The Inland Revenue Authority of Singapore (IRAS) has announced that the filing deadline for the Year of Assessment (YA) 2026 individual income tax returns is 18 April 2026. The requirement applies to all resident individuals whose income exceeded S$22,000 or whose net business income exceeded S$6,000 in the preceding financial year.
Filing Requirements and Forms
Taxpayers must submit their returns electronically or via prescribed forms based on their income type. Individuals deriving income from trades, businesses, professions, or vocations are required to file Form B, while all other individuals must file Form B1. Taxpayers who have not received their forms by 15 March 2026 are responsible for obtaining them directly from IRAS.
Practical Implications
For Tax Accountants advising individual clients, several practical considerations emerge:
No-Filing Service (NFS) Participants: Clients enrolled in the NFS scheme are automatically excluded from filing obligations. However, practitioners should verify NFS eligibility for each client and confirm that IRAS’s auto-included income data is complete and accurate, as discrepancies remain the taxpayer’s responsibility.
Procurement of Forms: The 15 March deadline for form procurement imposes an administrative burden on taxpayers who have relocated or changed addresses without updating IRAS records. Accountants should proactively remind clients to confirm receipt of filing notifications.
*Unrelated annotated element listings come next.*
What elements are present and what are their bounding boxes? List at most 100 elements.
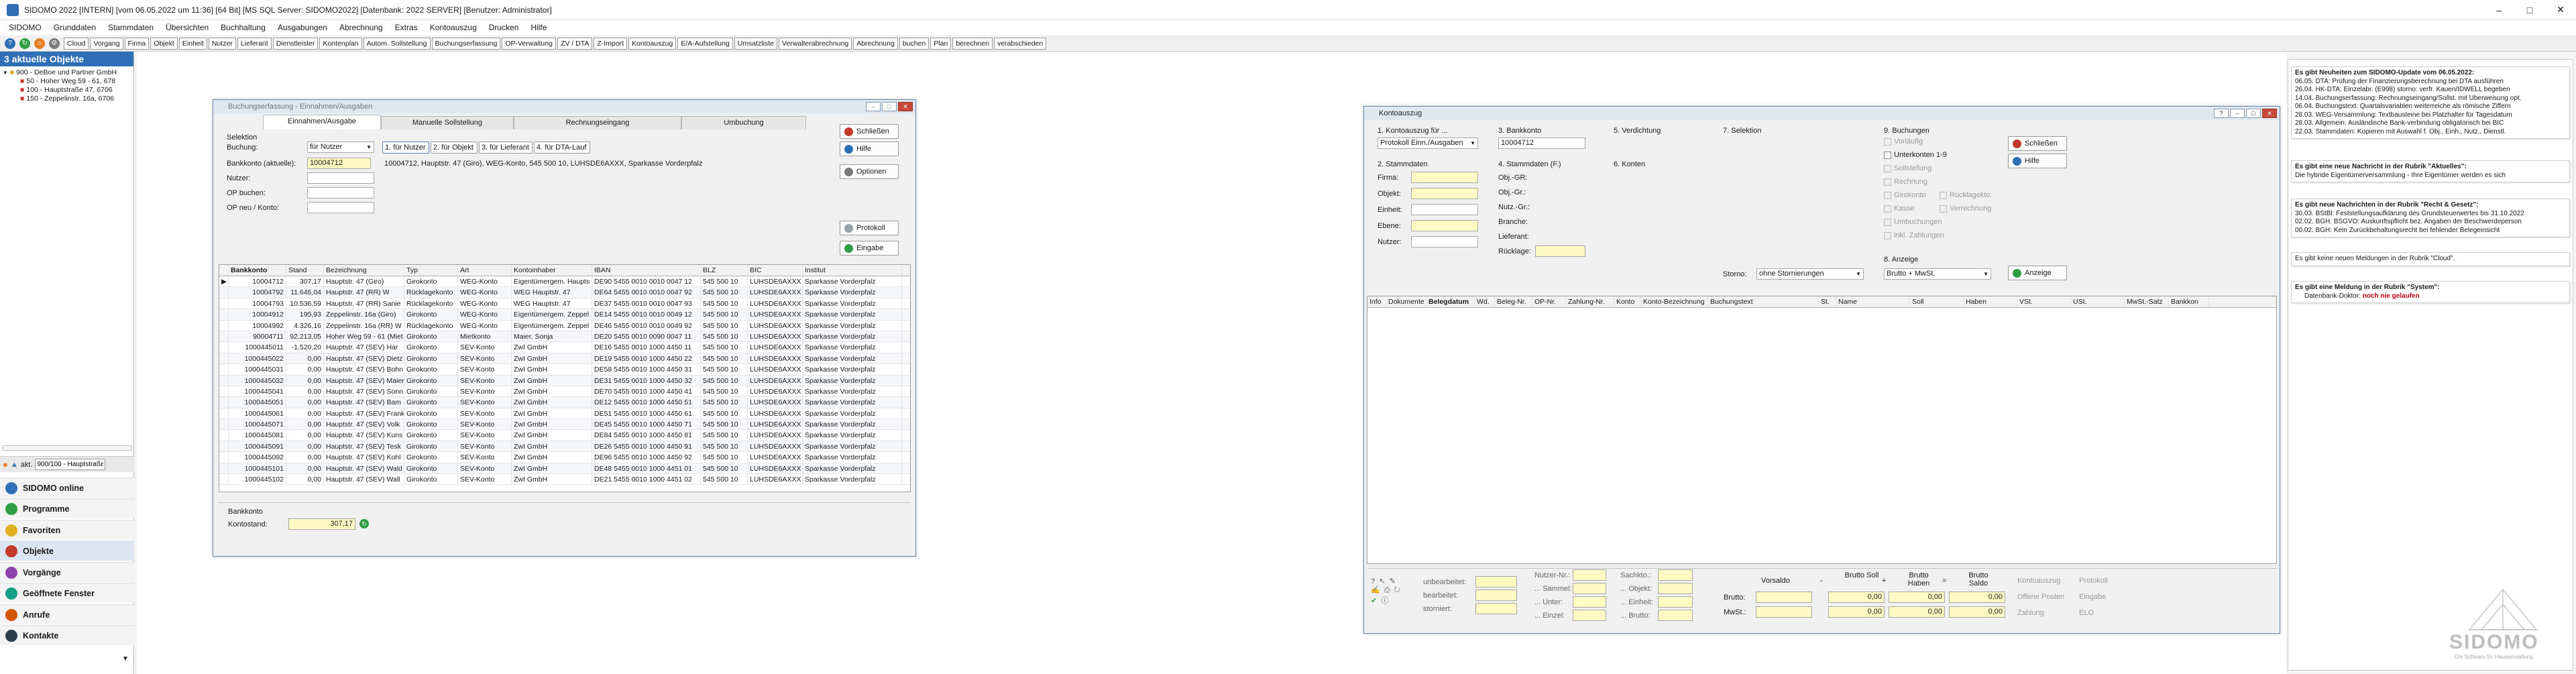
table-row[interactable]: 1000445101 0,00 Hauptstr. 47 (SEV) Wald Gir…: [219, 463, 910, 475]
col-belegdatum[interactable]: Belegdatum: [1426, 296, 1475, 307]
pin-icon[interactable]: ▲: [11, 461, 18, 469]
row-selector[interactable]: [219, 463, 229, 474]
col-soll[interactable]: Soll: [1910, 296, 1964, 307]
row-selector[interactable]: [219, 397, 229, 408]
col-haben[interactable]: Haben: [1964, 296, 2017, 307]
home-icon[interactable]: ⌂: [34, 38, 45, 49]
news-cloud-box[interactable]: Es gibt keine neuen Meldungen in der Rub…: [2291, 252, 2570, 266]
storno-select[interactable]: ohne Stornierungen ▼: [1756, 268, 1864, 280]
row-selector[interactable]: [219, 287, 229, 298]
protokoll-action[interactable]: Protokoll: [2079, 577, 2108, 585]
table-row[interactable]: 10004792 11.646,04 Hauptstr. 47 (RR) W Rück…: [219, 287, 910, 298]
col-art[interactable]: Art: [458, 265, 512, 276]
row-selector[interactable]: [219, 474, 229, 485]
elo-action[interactable]: ELO: [2079, 609, 2094, 617]
close-icon[interactable]: ✕: [2545, 0, 2576, 20]
toolbar-verabschieden-button[interactable]: verabschieden: [993, 37, 1047, 50]
tab-manuelle-sollstellung[interactable]: Manuelle Sollstellung: [381, 116, 514, 129]
nav-geoeffnete-fenster[interactable]: Geöffnete Fenster: [0, 583, 134, 603]
op-konto-input[interactable]: [307, 202, 374, 213]
row-selector[interactable]: [219, 452, 229, 463]
filter-fuer-nutzer-button[interactable]: 1. für Nutzer: [382, 142, 429, 154]
toolbar-zv-dta-button[interactable]: ZV / DTA: [557, 37, 593, 50]
col-bezeichnung[interactable]: Bezeichnung: [324, 265, 404, 276]
toolbar-nutzer-button[interactable]: Nutzer: [208, 37, 236, 50]
toolbar-kontenplan-button[interactable]: Kontenplan: [319, 37, 362, 50]
verrechnung-checkbox[interactable]: Verrechnung: [1940, 205, 1991, 213]
toolbar-plan-button[interactable]: Plan: [930, 37, 952, 50]
toolbar-firma-button[interactable]: Firma: [124, 37, 150, 50]
toolbar-abrechnung-button[interactable]: Abrechnung: [853, 37, 898, 50]
info-icon[interactable]: ⓘ: [1381, 597, 1388, 605]
nutzer-input[interactable]: [1411, 236, 1478, 247]
expand-nav-icon[interactable]: ▼: [122, 655, 129, 663]
help-icon[interactable]: ?: [5, 38, 15, 49]
col-konto-bezeichnung[interactable]: Konto-Bezeichnung: [1641, 296, 1708, 307]
ebene-input[interactable]: [1411, 220, 1478, 231]
hilfe-button[interactable]: Hilfe: [2008, 154, 2067, 168]
menu-extras[interactable]: Extras: [389, 23, 424, 32]
col-dokumente[interactable]: Dokumente: [1386, 296, 1426, 307]
toolbar-buchen-button[interactable]: buchen: [899, 37, 930, 50]
row-selector[interactable]: [219, 408, 229, 419]
menu-drucken[interactable]: Drucken: [483, 23, 525, 32]
toolbar-z-import-button[interactable]: Z-Import: [594, 37, 628, 50]
toolbar-cloud-button[interactable]: Cloud: [64, 37, 89, 50]
window-minimize-icon[interactable]: –: [866, 102, 881, 111]
menu-kontoauszug[interactable]: Kontoauszug: [424, 23, 483, 32]
col-konto[interactable]: Konto: [1614, 296, 1641, 307]
toolbar-objekt-button[interactable]: Objekt: [150, 37, 178, 50]
umbuchungen-checkbox[interactable]: Umbuchungen: [1884, 218, 1942, 226]
news-system-box[interactable]: Es gibt eine Meldung in der Rubrik "Syst…: [2291, 281, 2570, 303]
zahlung-action[interactable]: Zahlung: [2017, 609, 2044, 617]
edit-icon[interactable]: ✍: [1371, 586, 1380, 594]
toolbar-lieferant-button[interactable]: Lieferant: [237, 37, 272, 50]
objekt-input[interactable]: [1411, 188, 1478, 199]
table-row[interactable]: 10004992 4.326,16 Zeppelinstr. 16a (RR) WR…: [219, 320, 910, 331]
refresh-icon[interactable]: ↻: [19, 38, 30, 49]
op-buchen-input[interactable]: [307, 187, 374, 199]
help-icon[interactable]: ?: [1371, 577, 1375, 585]
nutzer-input[interactable]: [307, 172, 374, 184]
col-info[interactable]: Info: [1367, 296, 1386, 307]
table-row[interactable]: 1000445041 0,00 Hauptstr. 47 (SEV) Sonn Gir…: [219, 386, 910, 398]
tab-einnahmen-ausgabe[interactable]: Einnahmen/Ausgabe: [263, 115, 381, 129]
optionen-button[interactable]: Optionen: [840, 164, 899, 179]
toolbar-dienstleister-button[interactable]: Dienstleister: [272, 37, 319, 50]
tree-item-150[interactable]: ■ 150 - Zeppelinstr. 16a, 6706: [3, 95, 133, 103]
table-row[interactable]: 1000445061 0,00 Hauptstr. 47 (SEV) Frank Gi…: [219, 408, 910, 420]
col-bic[interactable]: BIC: [748, 265, 803, 276]
nav-objekte[interactable]: Objekte: [0, 541, 134, 561]
minimize-icon[interactable]: –: [2483, 0, 2514, 20]
col-mwst-satz[interactable]: MwSt.-Satz: [2125, 296, 2169, 307]
nav-programme[interactable]: Programme: [0, 498, 134, 518]
maximize-icon[interactable]: □: [2514, 0, 2545, 20]
toolbar-berechnen-button[interactable]: berechnen: [952, 37, 993, 50]
table-row[interactable]: 1000445051 0,00 Hauptstr. 47 (SEV) Bam Giro…: [219, 397, 910, 408]
table-row[interactable]: 10004912 195,93 Zeppelinstr. 16a (Giro) Gir…: [219, 309, 910, 321]
rechnung-checkbox[interactable]: Rechnung: [1884, 178, 1927, 186]
vorlaeufig-checkbox[interactable]: Vorläufig: [1884, 137, 1923, 146]
table-row[interactable]: 10004793 10.536,59 Hauptstr. 47 (RR) Sanie…: [219, 298, 910, 310]
kasse-checkbox[interactable]: Kasse: [1884, 205, 1915, 213]
bankkonto-input[interactable]: 10004712: [1498, 137, 1585, 149]
menu-buchhaltung[interactable]: Buchhaltung: [215, 23, 272, 32]
row-selector[interactable]: [219, 353, 229, 364]
toolbar-autom-sollstellung-button[interactable]: Autom. Sollstellung: [363, 37, 431, 50]
row-selector[interactable]: [219, 375, 229, 386]
window-minimize-icon[interactable]: –: [2230, 109, 2245, 118]
window-close-icon[interactable]: ✕: [898, 102, 913, 111]
bankkonto-input[interactable]: 10004712: [307, 158, 371, 169]
girokonto-checkbox[interactable]: Girokonto: [1884, 191, 1926, 199]
pen-icon[interactable]: ✎: [1390, 577, 1396, 585]
search-icon[interactable]: ●: [3, 459, 8, 469]
nav-anrufe[interactable]: Anrufe: [0, 604, 134, 624]
refresh-icon[interactable]: ↻: [1394, 586, 1400, 594]
schliessen-button[interactable]: Schließen: [2008, 136, 2067, 151]
col-typ[interactable]: Typ: [404, 265, 458, 276]
news-aktuelles-box[interactable]: Es gibt eine neue Nachricht in der Rubri…: [2291, 160, 2570, 182]
cursor-icon[interactable]: ↖: [1379, 577, 1385, 585]
menu-hilfe[interactable]: Hilfe: [524, 23, 553, 32]
row-selector[interactable]: [219, 342, 229, 353]
tab-rechnungseingang[interactable]: Rechnungseingang: [514, 116, 681, 129]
Business Income Threshold: The S$6,000 net business income threshold requires careful monitoring for gig economy workers and small sole proprietors. Even minimal business activity may trigger filing obligations, with potential penalties for non-compliance.
Digital Compliance: With mandatory electronic filing, practitioners should ensure clients have operational Singpass accounts and understand the filing platform well before the deadline.
Taxpayers facing difficulties meeting the 18 April deadline should consider early engagement with IRAS to discuss extension possibilities, though such requests require substantive justification.